Kâbus 2018’in son ayında geri döndü. Ömer Rezzaz’ın yeni hükümeti İMF’nin dayattığı vergi yasasını, üzerinde değişiklikler yaparak yeniden gündeme getirdi. Yasa tasarısının ilk halinde yıllık geliri 17 bin dinar ve daha fazla olan ailelerden vergi alınması öngörülüyorken, yeni yasaya göre 2019 yılında yıllık geliri 20 bin dinardan az olan aileler vergiden muaf tutulacak. 2020 yılında bu sınır 18 bin dinara çekilecek. Yasa tasarısı kraliyet makamlarınca onaylanarak Aralık’ın ilk günlerinde resmi gazetede yayınlandı. Bunun sonucunda binlerce Ürdünlü sokaklara çıktı. Yüzlerce insanın katıldığı ayrı ayrı eylemler düzenlendi. Eylemlerin hedefinde yasanın geri çekilmesi olduğu kadar, yeni hükümetin istifası da yer alıyor. Başkent Amman’da Aralık ayının son günlerinde Başbakanlık binası yakınlarında toplanan insanlar parlamentonun feshini ve yeni hükümetin istifasını talep etti.
Dört haftaya yakın süren eylemler, Haziran ayında hükümet deviren halk isyanıyla kıyaslandığında daha düşük perdeden seyretti.
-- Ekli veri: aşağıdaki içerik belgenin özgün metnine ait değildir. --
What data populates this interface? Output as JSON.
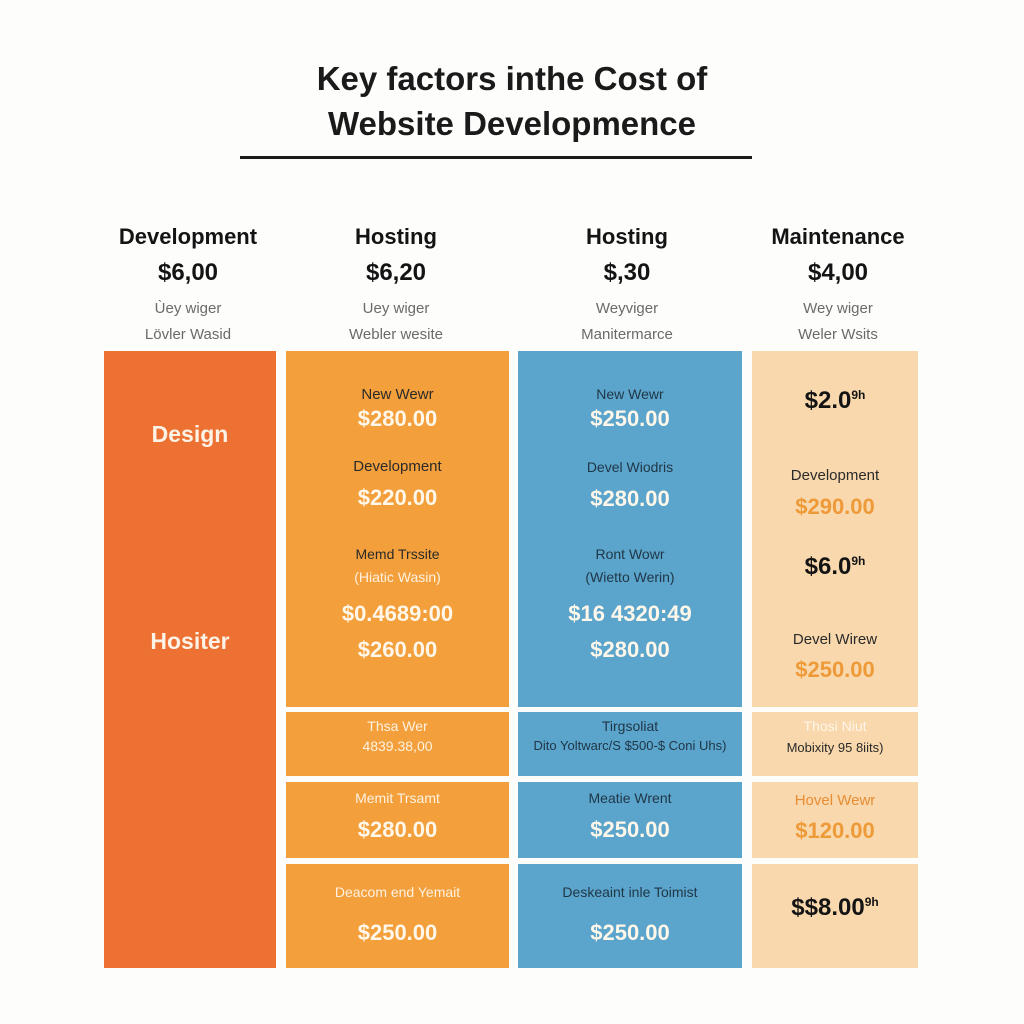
{
  "title": {
    "line1": "Key factors inthe Cost of",
    "line2": "Website Developmence"
  },
  "columns": [
    {
      "name": "Development",
      "price": "$6,00",
      "sub1": "Ùey wiger",
      "sub2": "Lövler Wasid"
    },
    {
      "name": "Hosting",
      "price": "$6,20",
      "sub1": "Uey wiger",
      "sub2": "Webler wesite"
    },
    {
      "name": "Hosting",
      "price": "$,30",
      "sub1": "Weyviger",
      "sub2": "Manitermarce"
    },
    {
      "name": "Maintenance",
      "price": "$4,00",
      "sub1": "Wey wiger",
      "sub2": "Weler Wsits"
    }
  ],
  "col1": {
    "label_top": "Design",
    "label_bottom": "Hositer"
  },
  "col2": {
    "main": {
      "a_label": "New Wewr",
      "a_amount": "$280.00",
      "b_label": "Development",
      "b_amount": "$220.00",
      "c_label": "Memd Trssite",
      "c_sub": "(Hiatic Wasin)",
      "c_amount": "$0.4689:00",
      "d_amount": "$260.00"
    },
    "row1": {
      "label": "Thsa Wer",
      "value": "4839.38,00"
    },
    "row2": {
      "label": "Memit Trsamt",
      "amount": "$280.00"
    },
    "row3": {
      "label": "Deacom end Yemait",
      "amount": "$250.00"
    }
  },
  "col3": {
    "main": {
      "a_label": "New Wewr",
      "a_amount": "$250.00",
      "b_label": "Devel Wiodris",
      "b_amount": "$280.00",
      "c_label": "Ront Wowr",
      "c_sub": "(Wietto Werin)",
      "c_amount": "$16 4320:49",
      "d_amount": "$280.00"
    },
    "row1": {
      "label": "Tirgsoliat",
      "value": "Dito Yoltwarc/S $500-$ Coni Uhs)"
    },
    "row2": {
      "label": "Meatie Wrent",
      "amount": "$250.00"
    },
    "row3": {
      "label": "Deskeaint inle Toimist",
      "amount": "$250.00"
    }
  },
  "col4": {
    "main": {
      "a_amount": "$2.0",
      "a_sup": "9h",
      "b_label": "Development",
      "b_amount": "$290.00",
      "c_amount": "$6.0",
      "c_sup": "9h",
      "d_label": "Devel Wirew",
      "d_amount": "$250.00"
    },
    "row1": {
      "label": "Thosi Niut",
      "value": "Mobixity 95 8iits)"
    },
    "row2": {
      "label": "Hovel Wewr",
      "amount": "$120.00"
    },
    "row3": {
      "amount": "$$8.00",
      "sup": "9h"
    }
  },
  "colors": {
    "orange_dark": "#ec7132",
    "orange": "#f3a03c",
    "blue": "#5ba4cb",
    "peach": "#f8d8ac"
  }
}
Ancak Ürdün halkının, krallığın da burjuvazinin de kâbusu haline geldiği alınan büyük önlemlerden, eylemlere yapılan polis saldırılarından, uygulanan şiddetten ve gözaltılardan belli.
Aralık ayı Ortadoğu ülkeleri için sıcak geçti. Sudan halkı 2018’i halk isyanıyla kapattı; Lübnan’da ekonomik krize karşı sarı yeleklerle sokaklara inenler eylemler gerçekleştirdi; Irak’ta Temmuz ayından beri devam eden Basra isyanı durulmadı; Tunus’ta kameraman Abdurrezzak Zerki’nin ağır ekonomik şartları protesto etmek için kendisini yakması sonucunda eylemler düzenlendi, halk “kırmızı yelekler” giyerek sokaklara çıktı. 2018’i eylemlerle, isyanlarla uğurlayan Ortadoğu için, yeni yılda da yangının sönmeyeceğini söyleyebiliriz. Ürdün’de de İMF’nin bir kez daha dayattığı gelir vergisi yasası 1 Ocak’tan itibaren yürürlüğe girdi. Ağır bir ekonomik kriz ve İMF dayatmaları altında ezilen Ürdün halkının, er ya da geç krallığa ve burjuvaziye korktuklarını yaşatacağı geçtiğimiz yıl boyunca yaptıkları eylemlerden belli.
Bu yazı Gerçek gazetesinin Ocak 2019 tarihli 112. sayısında yayınlanmıştır.